Врач увидел Скпбу и обратился к нему, думая, что тот сопровождает раненых:
— Не могу я принять ваших раненых — у меня некуда их класть! Видите, сидят? — он указал на солдат около палатки. — Каждый старается свезти поближе —и все везут ко мне!
— Федор Васильевич, готово! — раздался женский голос из палатки.
Когда Скиба объяснил врачу, зачем он здесь, тот махнул рукой и уже спокойнее протянул:
— А-а-а, так это вот в ту палатку вам надо! Иду перевязывать — сегодня много раненых разрывными пулями! — добавил он, надел очки и скрылся в палатке.
Маша и Скиба дождались, пока двое связистов выполнили необходимые формальности, попрощались с ними и пошли в деревню.
— Значит, высоту сто девяносто восемь и пять, ребятки, мы должны веять! — сказал Густомесов, закончив разбор плана боя и требовательно оглядел сидевших перед ним офицеров. — Только прошу — берегите людей. Помните, воевать нам еще долго придется, до Германии идти далеко! Л все-таки дойдем до нее, доберемся до змеиного гнезда... Эх, дожить бы до этого дня — и умирать можно!
— А вот мне, товарищ подполковник, чем ближе победа, тем сильнее жить хочется! — серьезно сказал Шпагин. — И не только ради себя, но и ради тех, кто ждет нас дома. Столько времени ждать, надеяться — и не дождаться... Нет, я умирать не согласен!
— А меня, старого грешника, старушка, поди, тоже ждет, а? Как думаете? — Густомесов деланно, неестественно засмеялся. Видно было, что не радостные мысли всколыхнули в нем слова Шпагина. — Я перед самой империалистической войной женился, и как забрили меня в четырнадцатом году наводчиком в батарею полковой артиллерии — так до двадцатого года и колесил я по всей России со своей трехдюймовой батареей, а она все ждала меня, шесть лет ждала!..
Тут Густомесов как-то неопределенно махнул рукой и стал собираться.
— Пошли на передовую, на месте все уточним! А поспать вам, — тут он сожалеюще развел руками, — придется попозже... как-нибудь в другой раз!
В дверях Густомесов столкнулся с Машей Сеславиной и Скибой.
Он обрадованно протянул Маше руки:
— А, Белянка! Иди, иди сюда, воительница!
Маша усталым движением подобрала рукой выбившиеся из-под шапки пряди светлых волос, на которых блестели капельки растаявшего снега:
— Мы ходили с товарищем лейтенантом к нашим раненым на медпункт...
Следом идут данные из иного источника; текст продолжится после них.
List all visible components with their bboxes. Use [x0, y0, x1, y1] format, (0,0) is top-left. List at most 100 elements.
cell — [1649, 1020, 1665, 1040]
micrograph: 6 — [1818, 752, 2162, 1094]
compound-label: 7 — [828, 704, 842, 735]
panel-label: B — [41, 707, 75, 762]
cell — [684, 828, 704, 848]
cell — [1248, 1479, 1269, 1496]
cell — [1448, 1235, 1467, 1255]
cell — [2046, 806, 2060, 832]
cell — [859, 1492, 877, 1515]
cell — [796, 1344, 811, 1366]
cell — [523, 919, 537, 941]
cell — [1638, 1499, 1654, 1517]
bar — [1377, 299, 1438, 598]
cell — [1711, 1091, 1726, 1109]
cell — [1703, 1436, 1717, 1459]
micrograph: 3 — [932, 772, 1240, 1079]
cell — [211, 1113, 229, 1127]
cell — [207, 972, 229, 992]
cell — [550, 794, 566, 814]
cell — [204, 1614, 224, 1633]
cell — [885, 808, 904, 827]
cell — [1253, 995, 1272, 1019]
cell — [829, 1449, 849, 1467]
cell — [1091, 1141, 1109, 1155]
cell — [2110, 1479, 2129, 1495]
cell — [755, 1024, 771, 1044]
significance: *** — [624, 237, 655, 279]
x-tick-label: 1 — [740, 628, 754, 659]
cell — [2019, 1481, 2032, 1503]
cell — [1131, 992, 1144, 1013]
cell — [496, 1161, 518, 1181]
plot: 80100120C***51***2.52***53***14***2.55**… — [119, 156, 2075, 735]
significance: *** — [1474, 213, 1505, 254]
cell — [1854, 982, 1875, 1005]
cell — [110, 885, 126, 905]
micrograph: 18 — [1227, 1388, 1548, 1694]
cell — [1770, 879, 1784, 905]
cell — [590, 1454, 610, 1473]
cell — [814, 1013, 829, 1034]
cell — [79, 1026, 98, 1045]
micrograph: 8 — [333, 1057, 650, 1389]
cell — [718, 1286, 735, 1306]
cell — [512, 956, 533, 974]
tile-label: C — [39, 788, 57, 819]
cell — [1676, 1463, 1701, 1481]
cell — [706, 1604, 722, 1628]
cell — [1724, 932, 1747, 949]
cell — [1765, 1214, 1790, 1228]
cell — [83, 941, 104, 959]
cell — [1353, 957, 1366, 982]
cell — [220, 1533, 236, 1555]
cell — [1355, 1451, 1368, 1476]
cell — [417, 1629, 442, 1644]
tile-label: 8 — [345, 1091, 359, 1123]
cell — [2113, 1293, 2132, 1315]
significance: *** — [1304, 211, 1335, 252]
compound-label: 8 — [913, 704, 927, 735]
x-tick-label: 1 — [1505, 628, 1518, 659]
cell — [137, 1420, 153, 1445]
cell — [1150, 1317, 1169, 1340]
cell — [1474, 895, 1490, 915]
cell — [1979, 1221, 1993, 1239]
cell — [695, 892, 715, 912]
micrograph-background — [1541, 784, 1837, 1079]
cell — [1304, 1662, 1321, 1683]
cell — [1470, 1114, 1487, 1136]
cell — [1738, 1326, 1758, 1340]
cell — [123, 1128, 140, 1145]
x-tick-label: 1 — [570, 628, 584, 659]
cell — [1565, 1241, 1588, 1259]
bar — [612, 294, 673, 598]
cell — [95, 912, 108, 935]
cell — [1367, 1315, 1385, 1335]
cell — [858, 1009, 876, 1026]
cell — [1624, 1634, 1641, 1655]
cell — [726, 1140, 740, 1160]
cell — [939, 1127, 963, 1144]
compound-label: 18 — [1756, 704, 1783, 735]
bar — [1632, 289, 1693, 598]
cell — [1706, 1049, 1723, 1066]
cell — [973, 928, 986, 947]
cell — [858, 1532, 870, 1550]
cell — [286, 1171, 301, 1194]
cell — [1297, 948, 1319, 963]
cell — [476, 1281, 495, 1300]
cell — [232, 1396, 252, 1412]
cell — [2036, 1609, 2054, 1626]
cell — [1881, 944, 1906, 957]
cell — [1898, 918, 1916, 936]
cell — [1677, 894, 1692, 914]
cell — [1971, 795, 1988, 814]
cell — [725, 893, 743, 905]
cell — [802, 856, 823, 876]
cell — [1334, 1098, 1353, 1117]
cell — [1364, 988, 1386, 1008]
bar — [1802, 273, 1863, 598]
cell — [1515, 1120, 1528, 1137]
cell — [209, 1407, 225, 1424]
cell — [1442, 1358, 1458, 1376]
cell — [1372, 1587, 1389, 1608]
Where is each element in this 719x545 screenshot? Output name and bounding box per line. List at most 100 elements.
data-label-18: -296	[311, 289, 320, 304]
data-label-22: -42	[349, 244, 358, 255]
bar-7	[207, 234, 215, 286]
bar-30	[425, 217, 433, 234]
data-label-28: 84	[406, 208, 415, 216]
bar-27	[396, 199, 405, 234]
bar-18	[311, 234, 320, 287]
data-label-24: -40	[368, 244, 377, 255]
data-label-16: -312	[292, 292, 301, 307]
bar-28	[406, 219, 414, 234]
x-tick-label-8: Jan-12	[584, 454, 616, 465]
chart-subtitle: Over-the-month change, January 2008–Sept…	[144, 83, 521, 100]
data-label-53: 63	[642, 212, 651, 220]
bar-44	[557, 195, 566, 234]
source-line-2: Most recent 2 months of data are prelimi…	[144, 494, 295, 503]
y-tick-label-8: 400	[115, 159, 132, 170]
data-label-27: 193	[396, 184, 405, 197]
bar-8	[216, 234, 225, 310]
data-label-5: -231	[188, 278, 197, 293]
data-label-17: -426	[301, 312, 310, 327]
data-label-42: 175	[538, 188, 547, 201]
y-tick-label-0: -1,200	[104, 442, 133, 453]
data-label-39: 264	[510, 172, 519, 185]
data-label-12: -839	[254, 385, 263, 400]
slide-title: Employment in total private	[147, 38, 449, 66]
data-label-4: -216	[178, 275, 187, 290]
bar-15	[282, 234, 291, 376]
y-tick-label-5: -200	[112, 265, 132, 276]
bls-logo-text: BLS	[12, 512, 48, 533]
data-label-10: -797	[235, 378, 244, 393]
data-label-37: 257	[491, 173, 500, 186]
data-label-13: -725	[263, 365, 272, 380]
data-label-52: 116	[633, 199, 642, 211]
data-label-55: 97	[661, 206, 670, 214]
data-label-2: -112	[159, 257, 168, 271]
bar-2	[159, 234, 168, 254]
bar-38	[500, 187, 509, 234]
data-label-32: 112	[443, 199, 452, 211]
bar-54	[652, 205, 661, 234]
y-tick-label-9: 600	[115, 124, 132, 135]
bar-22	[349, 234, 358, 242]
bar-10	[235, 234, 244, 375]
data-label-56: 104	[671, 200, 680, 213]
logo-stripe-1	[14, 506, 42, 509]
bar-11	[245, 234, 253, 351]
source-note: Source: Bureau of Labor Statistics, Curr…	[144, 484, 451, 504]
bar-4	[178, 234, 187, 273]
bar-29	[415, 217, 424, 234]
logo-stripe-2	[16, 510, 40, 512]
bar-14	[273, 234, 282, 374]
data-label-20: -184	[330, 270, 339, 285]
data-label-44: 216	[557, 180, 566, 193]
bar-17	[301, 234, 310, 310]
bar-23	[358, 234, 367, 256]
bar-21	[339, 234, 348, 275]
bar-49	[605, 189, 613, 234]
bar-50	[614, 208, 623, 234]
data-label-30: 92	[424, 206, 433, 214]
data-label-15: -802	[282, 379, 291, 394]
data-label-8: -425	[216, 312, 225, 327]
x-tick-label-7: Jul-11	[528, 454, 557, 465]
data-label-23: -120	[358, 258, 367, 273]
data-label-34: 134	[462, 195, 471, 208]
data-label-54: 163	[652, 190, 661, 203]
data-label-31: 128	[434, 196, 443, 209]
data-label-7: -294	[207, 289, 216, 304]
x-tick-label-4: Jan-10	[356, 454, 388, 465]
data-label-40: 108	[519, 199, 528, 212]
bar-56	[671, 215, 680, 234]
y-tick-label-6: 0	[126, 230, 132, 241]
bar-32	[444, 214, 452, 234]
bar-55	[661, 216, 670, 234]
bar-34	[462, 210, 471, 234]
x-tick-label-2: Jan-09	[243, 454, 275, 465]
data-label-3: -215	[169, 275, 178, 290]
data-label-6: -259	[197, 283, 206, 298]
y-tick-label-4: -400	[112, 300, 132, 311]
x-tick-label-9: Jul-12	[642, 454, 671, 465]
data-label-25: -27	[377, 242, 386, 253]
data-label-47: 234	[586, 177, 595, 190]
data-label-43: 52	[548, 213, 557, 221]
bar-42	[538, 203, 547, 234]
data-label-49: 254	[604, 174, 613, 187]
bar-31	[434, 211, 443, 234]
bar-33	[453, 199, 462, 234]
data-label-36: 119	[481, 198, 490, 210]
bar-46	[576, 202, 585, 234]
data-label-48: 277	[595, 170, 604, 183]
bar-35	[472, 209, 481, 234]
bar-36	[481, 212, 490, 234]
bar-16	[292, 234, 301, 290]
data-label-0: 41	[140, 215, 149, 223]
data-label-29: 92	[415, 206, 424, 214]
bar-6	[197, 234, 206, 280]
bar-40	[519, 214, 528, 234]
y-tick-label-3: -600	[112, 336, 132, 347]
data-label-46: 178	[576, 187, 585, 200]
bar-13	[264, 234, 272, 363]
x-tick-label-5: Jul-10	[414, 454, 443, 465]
— Правильно делаете! — одобрительно сказал Густомесов. — А то есть такие командиры: убило или ранило солдата, отвезли его в госпиталь, командир о нем и забыл, только отметил в строевой записке: Иванов, Петров убиты, Сидоров ранен — и все! Даже к награде забывают представить! Оставшихся в строю награждают, а убитых и раненых, которые, быть может, на себе всю тяжесть боя вынесли, — нет! Сегодня же всех выбывших представить к наградам! А Подовинникова — к «Красному Знамени», кто с ним был — тоже! Ну, как живешь здесь, Маша? Не обижают тебя эти кавалеры, а?
— Ничего, товарищ подполковник, меня Иван Трофимович защищает! — ответила Маша.
— Шпагин, а помнишь, ты не хотел брать ее в роту! Война не для женщин — и так далее! И еще доказательства приводил: ругаться при ней нельзя... А? Как будто если он не выругается, так заболеет! Вот и хорошо — хоть по-человечески разговаривать научитесь!
Маша улыбнулась, но улыбка у нее была напряженная, вымученная: за день она изменилась, повзрослела.
— Смотрите же, Иван Трофимович, берегите девушку, одна она у вас! — уже с порога крикнул Густомесов.